Meanwhile, he is beginning to feel at home at the FAA. "I'm learning a lot, especially about aerospace. I'm getting a great chance to use my database skills," he said. "I'm already learning stuff that I didn't know when I came in."

AAPD offers many other internship programs. The most recent one was started at Microsoft's suggestion, said Mariana Nork, the association's senior vice president of communications and development.

"AAPD has a very strong leadership and career development area," she said. "The purposes are to ensure we can move people with disabilities out of the unemployment ranks.
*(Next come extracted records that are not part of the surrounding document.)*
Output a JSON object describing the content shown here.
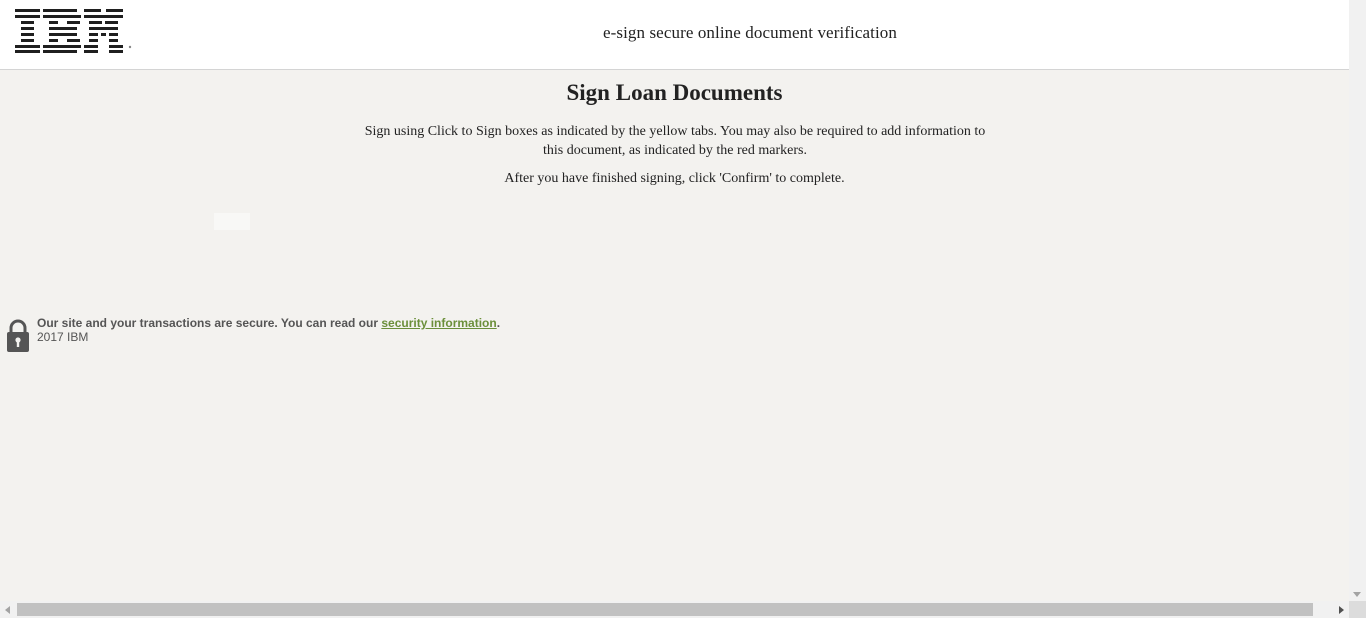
{
  "header": {
    "logo_text": "IBM",
    "title": "e-sign secure online document verification"
  },
  "main": {
    "page_title": "Sign Loan Documents",
    "instructions": "Sign using Click to Sign boxes as indicated by the yellow tabs. You may also be required to add information to this document, as indicated by the red markers.",
    "after_signing": "After you have finished signing, click 'Confirm' to complete."
  },
  "footer": {
    "security_text": "Our site and your transactions are secure. You can read our ",
    "security_link": "security information",
    "security_suffix": ".",
    "copyright": "2017 IBM"
  },
  "icons": {
    "logo": "ibm-logo",
    "lock": "lock-icon"
  },
  "colors": {
    "background": "#f3f2ef",
    "header_bg": "#ffffff",
    "link": "#6b8f3a",
    "lock": "#555555"
  }
}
Microsoft is very strong philanthropically."

The two entities decided that basing the program in Washington, D.C., and placing the students in federal agencies would give them exposure to federal policies and their effect on government operations.

Nork said 10 students are taking part in the program this year, and Microsoft has agreed to provide funding for 15 participants next year.

"College students who are poised on the brinks of their careers are not often steered by their counselors into IT jobs," said Sarah Meyer, the company's senior program manager for community affairs.

She said initial interest in the program seems strong. Not only were there more interested applicants than the program could accommodate, but agencies also offered more internships.

"The company has a long-term commitment to supporting hardware and software that's fully accessible," Meyer said. "Our work on the philanthropic side came from a collaboration between accessibility and community affairs."

Federal agencies, like private firms, sometimes find bright, new talent among interns, Knorr said. "We've had maybe a dozen [interns] in the past four years, and we've actually hired three," he said.